You want to protect the environment. Or not! You follow rules. Or you occasionally flout the rules, just because you can. Almost everyone thinks in frames and boxes. Frameworks give clarity. Frameworks often suit the group of people you hang out with. It is easy to adopt views of other group members. However, sticking very much to norms and values can also hinder your personal growth. The following exercise is about black/white thinking and creating an 'us' instead of us/they.


Roadmap:

  • Watch the video 'All that we share'.
  • Find someone in the group you feel comfortable with.
  • Consider the following questions:
  1. Remember a time when you felt particularly included, engaged and valued in a group?
  2. Remember a situation where you felt particularly excluded, alienated and invalidated?
  • Share with each other your experiences, feelings and thoughts about 'feeling involved and accepted in a group' and feeling 'excluded from a group'.
  • Perspective-taking is the process by which an individual views a situation from another person's point of view. In the academic literature, perspective-taking is defined along two dimensions:
    • perceptually defined as the ability to understand how another person experiences things through their senses
    • conceptually defined as the ability to understand and adopt the point of view of another's psychological experience.

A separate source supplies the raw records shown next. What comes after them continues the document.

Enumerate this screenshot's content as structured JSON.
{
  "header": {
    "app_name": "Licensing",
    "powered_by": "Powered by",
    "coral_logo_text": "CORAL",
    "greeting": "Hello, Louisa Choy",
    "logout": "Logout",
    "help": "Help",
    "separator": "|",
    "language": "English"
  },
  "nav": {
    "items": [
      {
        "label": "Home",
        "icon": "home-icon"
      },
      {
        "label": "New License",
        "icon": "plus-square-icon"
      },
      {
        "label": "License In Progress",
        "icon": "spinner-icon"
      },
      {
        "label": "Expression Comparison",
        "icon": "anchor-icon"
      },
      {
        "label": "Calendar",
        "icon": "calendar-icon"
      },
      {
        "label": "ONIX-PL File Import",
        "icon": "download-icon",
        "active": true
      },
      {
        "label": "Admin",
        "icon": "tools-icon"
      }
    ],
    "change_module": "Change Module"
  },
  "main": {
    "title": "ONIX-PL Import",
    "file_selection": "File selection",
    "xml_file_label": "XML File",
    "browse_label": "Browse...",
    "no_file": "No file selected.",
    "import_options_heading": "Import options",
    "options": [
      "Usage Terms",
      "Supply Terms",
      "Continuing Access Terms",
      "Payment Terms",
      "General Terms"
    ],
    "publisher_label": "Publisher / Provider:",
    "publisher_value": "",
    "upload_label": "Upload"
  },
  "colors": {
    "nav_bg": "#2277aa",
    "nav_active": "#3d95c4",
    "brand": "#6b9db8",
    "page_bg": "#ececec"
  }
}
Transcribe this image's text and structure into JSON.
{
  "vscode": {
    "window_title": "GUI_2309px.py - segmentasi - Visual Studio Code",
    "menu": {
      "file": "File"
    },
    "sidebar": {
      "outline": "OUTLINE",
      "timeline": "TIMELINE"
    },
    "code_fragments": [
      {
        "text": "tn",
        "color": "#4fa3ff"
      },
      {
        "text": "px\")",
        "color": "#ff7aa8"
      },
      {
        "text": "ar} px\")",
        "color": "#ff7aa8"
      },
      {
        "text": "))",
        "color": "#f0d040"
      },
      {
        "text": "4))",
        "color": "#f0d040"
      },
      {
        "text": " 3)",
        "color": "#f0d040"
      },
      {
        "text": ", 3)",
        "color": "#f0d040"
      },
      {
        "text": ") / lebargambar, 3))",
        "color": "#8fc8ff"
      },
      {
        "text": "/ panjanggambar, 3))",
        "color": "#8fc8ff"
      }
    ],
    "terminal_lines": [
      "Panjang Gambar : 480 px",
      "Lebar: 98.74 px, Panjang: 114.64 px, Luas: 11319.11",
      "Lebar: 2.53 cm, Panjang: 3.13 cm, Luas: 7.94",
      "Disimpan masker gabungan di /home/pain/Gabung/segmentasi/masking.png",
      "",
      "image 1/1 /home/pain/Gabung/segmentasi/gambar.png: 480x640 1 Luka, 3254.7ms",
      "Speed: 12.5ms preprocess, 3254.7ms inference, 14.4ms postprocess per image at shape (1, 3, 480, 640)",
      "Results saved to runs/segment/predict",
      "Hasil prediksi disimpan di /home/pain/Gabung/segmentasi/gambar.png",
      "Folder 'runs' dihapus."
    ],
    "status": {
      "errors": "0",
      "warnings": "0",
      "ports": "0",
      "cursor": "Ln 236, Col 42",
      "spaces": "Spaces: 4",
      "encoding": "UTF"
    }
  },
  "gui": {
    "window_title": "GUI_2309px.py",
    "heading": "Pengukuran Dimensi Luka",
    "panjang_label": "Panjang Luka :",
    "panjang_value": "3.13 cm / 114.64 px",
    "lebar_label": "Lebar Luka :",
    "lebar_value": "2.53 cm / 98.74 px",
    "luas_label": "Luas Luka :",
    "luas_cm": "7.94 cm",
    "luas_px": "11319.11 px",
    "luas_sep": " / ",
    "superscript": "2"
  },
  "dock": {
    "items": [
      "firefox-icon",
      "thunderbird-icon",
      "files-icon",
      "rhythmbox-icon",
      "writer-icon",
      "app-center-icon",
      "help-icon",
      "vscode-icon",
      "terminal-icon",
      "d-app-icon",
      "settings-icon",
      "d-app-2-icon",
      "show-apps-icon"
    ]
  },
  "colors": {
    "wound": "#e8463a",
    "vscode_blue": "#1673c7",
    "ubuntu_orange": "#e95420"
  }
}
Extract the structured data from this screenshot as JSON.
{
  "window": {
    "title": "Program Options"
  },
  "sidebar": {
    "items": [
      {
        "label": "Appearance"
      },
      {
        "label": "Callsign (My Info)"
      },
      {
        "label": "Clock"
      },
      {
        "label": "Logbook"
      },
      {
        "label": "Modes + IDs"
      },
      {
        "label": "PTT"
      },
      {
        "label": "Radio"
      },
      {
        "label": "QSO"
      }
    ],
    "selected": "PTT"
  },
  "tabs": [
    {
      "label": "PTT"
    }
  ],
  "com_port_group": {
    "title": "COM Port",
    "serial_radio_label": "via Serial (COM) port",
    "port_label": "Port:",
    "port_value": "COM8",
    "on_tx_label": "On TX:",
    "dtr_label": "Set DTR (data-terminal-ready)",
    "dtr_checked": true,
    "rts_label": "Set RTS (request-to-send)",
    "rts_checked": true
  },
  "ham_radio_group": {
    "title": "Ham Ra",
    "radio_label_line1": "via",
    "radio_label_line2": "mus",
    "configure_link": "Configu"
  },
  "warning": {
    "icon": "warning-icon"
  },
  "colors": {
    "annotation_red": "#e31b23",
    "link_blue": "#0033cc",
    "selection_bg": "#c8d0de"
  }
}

  • When promoting social inclusion, it is important to take the perspective of the other person, but also to show empathy for the excluded person. Try answering the following questions: What do the words difference, diversity and community mean to you?
  • Determine who is A and who is B. Person A tells person B in two minutes what the words difference, diversity and community mean to him/her, while B listens (and does not respond back). Switch roles after two minutes.
  • Discuss together why difference and diversity can be important in a community.
  • Think about the following questions: What do you think about when you feel different? What advice would you give to someone who feels different?
  • Person A tells person B in two minutes what feeling different does to you and what advice you would like to give someone who feels different, while B listens (and does not respond back). Switch roles after two minutes.       

  

Target:

Dare to look beyond your own boxes and experience an 'us'


Learning Outcomes

  • You have experienced connectedness with other beings
  • You have experienced diversity in groups and can give diversity a place in yourself


SDG

SDG 10: Reduce inequality


Necessities:

Beamer, screen, computer, video: https://www.youtube.com/watch?v=jD8tjhVO1Tc

 

Evaluation:

What do you need to embrace diversity?